Facebook is improving the 360 video experience by predicting where you will look

From the stage of F8, Joaquin Quinonero, Facebook’s Director of Applied Machine Learning, described a new technique the company is using to improve the watching experience for 360 videos. The format is challenging to deliver because of its size, but Facebook is using machine learning to reduce the number of pixels that have to be rendered at any one time. By predicting where a viewer will look next, rendering priority can be given to that location — particularly helpful for users with lower quality internet access.

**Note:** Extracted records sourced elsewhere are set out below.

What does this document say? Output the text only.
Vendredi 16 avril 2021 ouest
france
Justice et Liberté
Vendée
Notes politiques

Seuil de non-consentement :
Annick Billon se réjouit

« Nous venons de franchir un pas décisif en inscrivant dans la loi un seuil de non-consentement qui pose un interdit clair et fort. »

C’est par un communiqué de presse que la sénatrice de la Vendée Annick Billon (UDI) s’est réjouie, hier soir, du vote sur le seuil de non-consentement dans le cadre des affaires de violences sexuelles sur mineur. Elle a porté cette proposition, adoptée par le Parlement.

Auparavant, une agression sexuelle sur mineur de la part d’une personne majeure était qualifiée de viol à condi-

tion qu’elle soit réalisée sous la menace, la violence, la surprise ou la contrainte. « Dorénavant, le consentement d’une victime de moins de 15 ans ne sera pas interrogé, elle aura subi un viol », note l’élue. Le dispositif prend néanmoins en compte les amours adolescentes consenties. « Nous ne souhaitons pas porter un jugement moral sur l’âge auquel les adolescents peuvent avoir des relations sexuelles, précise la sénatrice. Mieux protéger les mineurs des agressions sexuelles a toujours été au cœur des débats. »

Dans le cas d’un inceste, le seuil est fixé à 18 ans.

The status quo for 360 videos is reactive rather than proactive rendering. Mike Coward, engineering director for Facebook’s VR video team echoed the frustration of users to me when he described the unpleasantness of turning your head in VR only to see a blurry scene.

One partial fix is to optimize compression. But teams at the company are already using machine learning to select across the thousand-plus compression techniques for individual snippets of video. The other way to reduce the streaming load is to just cut down on what you’re rendering. And rather than reduce quality across the board, Facebook’s approach improves resolution for exactly what you’re most likely to look at next.

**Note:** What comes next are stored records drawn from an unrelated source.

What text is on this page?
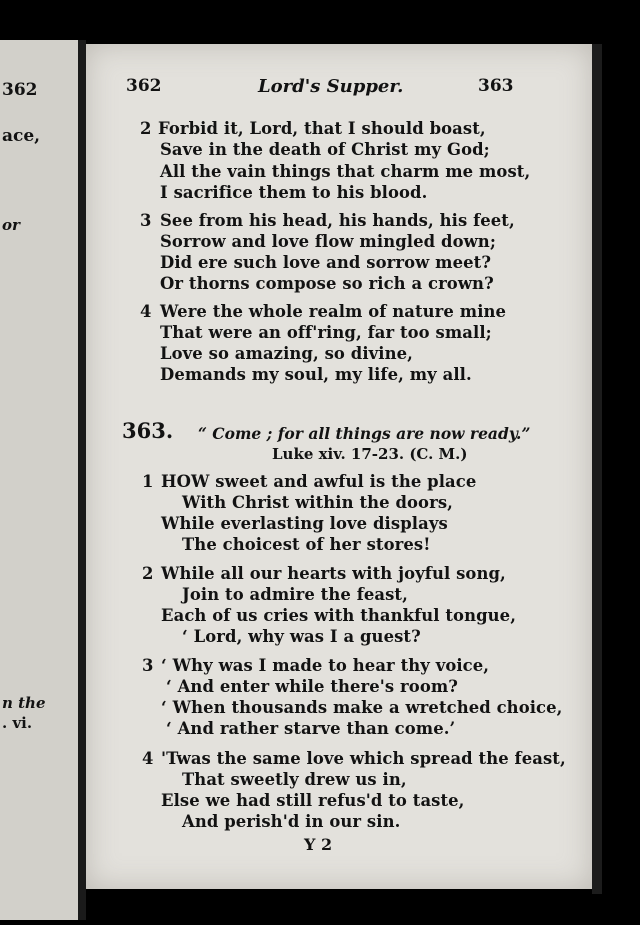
362
ace,
or
n the
. vi.
362	Lord's Supper.	363
2 Forbid it, Lord, that I should boast,
Save in the death of Christ my God;
All the vain things that charm me most,
I sacrifice them to his blood.
3 See from his head, his hands, his feet,
Sorrow and love flow mingled down;
Did ere such love and sorrow meet?
Or thorns compose so rich a crown?
4 Were the whole realm of nature mine
That were an off'ring, far too small;
Love so amazing, so divine,
Demands my soul, my life, my all.
363. “ Come ; for all things are now ready.”
Luke xiv. 17-23. (C. M.)
1 HOW sweet and awful is the place
With Christ within the doors,
While everlasting love displays
The choicest of her stores!
2 While all our hearts with joyful song,
Join to admire the feast,
Each of us cries with thankful tongue,
‘ Lord, why was I a guest?
3 ‘ Why was I made to hear thy voice,
‘ And enter while there's room?
‘ When thousands make a wretched choice,
‘ And rather starve than come.’
4 'Twas the same love which spread the feast,
That sweetly drew us in,
Else we had still refus'd to taste,
And perish'd in our sin.
Y 2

Mike Coward, engineering director for Facebook’s VR video team

Step one was to use the resources of the company to monitor where people actually do look when watching 360 videos. Facebook’s VR video team created a heat-map that highlighted the most popular spots that users looked at within videos. From there, Facebook built a generative saliency map using a deep neural network. This model makes it possible to perform predictions on new videos that haven’t previously been watched or studied.

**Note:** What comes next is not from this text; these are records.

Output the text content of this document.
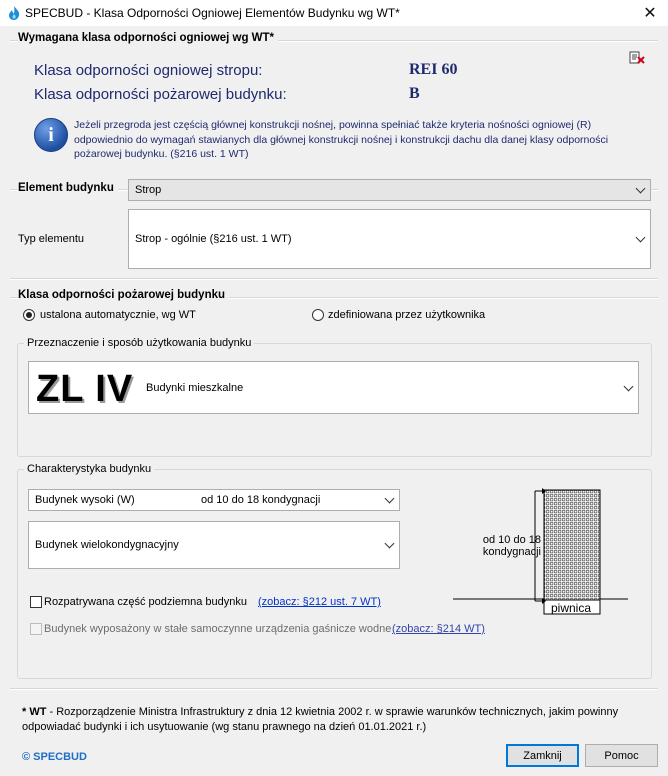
SPECBUD - Klasa Odporności Ogniowej Elementów Budynku wg WT*	✕
Wymagana klasa odporności ogniowej wg WT*
Klasa odporności ogniowej stropu:	REI 60
Klasa odporności pożarowej budynku:	B
i Jeżeli przegroda jest częścią głównej konstrukcji nośnej, powinna spełniać także kryteria nośności ogniowej (R) odpowiednio do wymagań stawianych dla głównej konstrukcji nośnej i konstrukcji dachu dla danej klasy odporności pożarowej budynku. (§216 ust. 1 WT)
Element budynku	Strop
Typ elementu	Strop - ogólnie (§216 ust. 1 WT)
Klasa odporności pożarowej budynku
ustalona automatycznie, wg WT	zdefiniowana przez użytkownika
Przeznaczenie i sposób użytkowania budynku
ZL IV Budynki mieszkalne
Charakterystyka budynku
Budynek wysoki (W)	od 10 do 18 kondygnacji
Budynek wielokondygnacyjny
Rozpatrywana część podziemna budynku (zobacz: §212 ust. 7 WT)
Budynek wyposażony w stałe samoczynne urządzenia gaśnicze wodne (zobacz: §214 WT)
od 10 do 18
kondygnacji
piwnica
* WT - Rozporządzenie Ministra Infrastruktury z dnia 12 kwietnia 2002 r. w sprawie warunków technicznych, jakim powinny odpowiadać budynki i ich usytuowanie (wg stanu prawnego na dzień 01.01.2021 r.)
© SPECBUD	Zamknij	Pomoc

If a human were to be given the task of predicting where someone might look, they might study their natural environment and look for anomalies that could catch one’s interest — think birds or a car driving by.

Abstracting away to the neural net, the physical cars and birds cease to matter. Facebook’s model was trained on a massive corpus of videos to identify interesting subsets of a video frame. Coward told me that the model, when faced with a surfer in the ocean, is capable of picking selecting the surfer as most interesting, despite the fact that both are fast moving entities.

After implementing the prediction model, Facebook was able to increase resolution by 39 percent on VR devices. Aside from improving resolution and making 360 videos accessible to people without great network connections, the technology could some day make it possible to offer preemptive suggestions to creators on how to make videos more engaging.